Except for scenes recalling Colter’s trauma, the film maintains a sort of meditative calm. And it clearly demonstrates the conservative idea that creation — or in this case recreation or repair — takes time and patience. You cannot simply grab some waders and a rod and learn to fly fish. It is a skill that must be taught.
In The Body Keeps the Score, a revolutionary book by psychiatrist Bessel van der Kolk, he argued that trauma is an all-encompassing phenomenon. It is not only the mind or body that hurts, but the total human has been deeply injured. Medication can help and talking through it can help, but there is no cure-all. Repairing a broken human requires that the soul and body be treated with love in community. It also requires a willingness on the part of the broken one.
Colter views himself as being valuable only because he’s a Marine. While growing up, his home life was unstable, and the Corps was his first real family. This is one of the most attractive things about martial institutions, like the Marines Corps, and also one of the dangers.
Belonging to anything means the potential for loss, and Colter feels like he has lost the Corps by being in recovery. He thinks that if he can get back into service, it will fix everything.
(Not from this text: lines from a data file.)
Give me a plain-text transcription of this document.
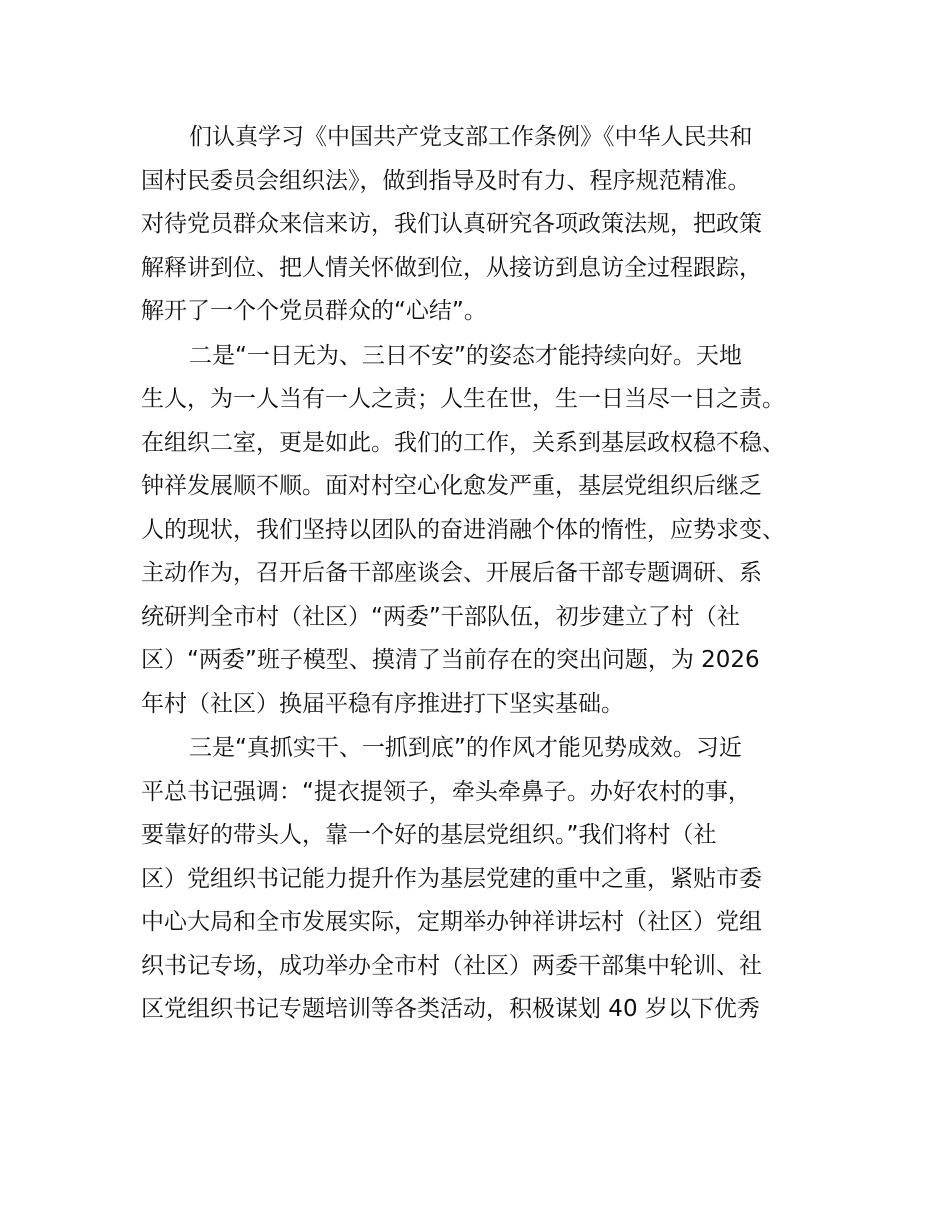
们认真学习《中国共产党支部工作条例》《中华人民共和
国村民委员会组织法》，做到指导及时有力、程序规范精准。
对待党员群众来信来访，我们认真研究各项政策法规，把政策
解释讲到位、把人情关怀做到位，从接访到息访全过程跟踪，
解开了一个个党员群众的“心结”。
二是“一日无为、三日不安”的姿态才能持续向好。天地
生人，为一人当有一人之责；人生在世，生一日当尽一日之责。
在组织二室，更是如此。我们的工作，关系到基层政权稳不稳、
钟祥发展顺不顺。面对村空心化愈发严重，基层党组织后继乏
人的现状，我们坚持以团队的奋进消融个体的惰性，应势求变、
主动作为，召开后备干部座谈会、开展后备干部专题调研、系
统研判全市村（社区）“两委”干部队伍，初步建立了村（社
区）“两委”班子模型、摸清了当前存在的突出问题，为 2026
年村（社区）换届平稳有序推进打下坚实基础。
三是“真抓实干、一抓到底”的作风才能见势成效。习近
平总书记强调：“提衣提领子，牵头牵鼻子。办好农村的事，
要靠好的带头人，靠一个好的基层党组织。”我们将村（社
区）党组织书记能力提升作为基层党建的重中之重，紧贴市委
中心大局和全市发展实际，定期举办钟祥讲坛村（社区）党组
织书记专场，成功举办全市村（社区）两委干部集中轮训、社
区党组织书记专题培训等各类活动，积极谋划 40 岁以下优秀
But his body and his mind are broken. He needs something else, something outside himself, to tie it all together in order to make progress. He needs something holistic.
Morita therapy is a method for dealing with anxiety, developed in Japan, which focuses on time, patience, and simple work. It forces the individual to slow down and focus on simple tasks. So much of what drives Colter’s pain and frustration is his total focus on getting back to the Corps — on getting his life back. But this only increases frustration, because PTSD takes patience to heal.
Fly fishing acts like Morita therapy in his life, and the film brilliantly pulls the viewer through a sort of Morita therapy as well. Most of contemporary cinema is a distraction, full of CGI, action, and quips. “Mending the Line” is unhurried. It gives the audience space and time to feel what Colter is going through — to empathize with a wounded warrior. By the film’s end, I felt as if it had helped me process some of my own pain. The catharsis is palpable.
Much of our leftist tradition of military cinema denigrates or obliterates the humanity of soldiers in the name of being anti-war. But the best way to be anti-war is to be pro-soldier. If we care for our soldiers, then we should want political leaders who will only engage in necessary combat.
“Mending the Line” does not victimize combat veterans or romanticize them. It allows them to be fully human. It gives a voice to a group in our society that has often been voiceless. And, maybe most importantly, it gives a method for them to heal, for helping them mend the broken lines of their very valuable lives. That method is time, patience, and finding something to do outside oneself — finding something that makes life worth living again, something as simple as fly fishing.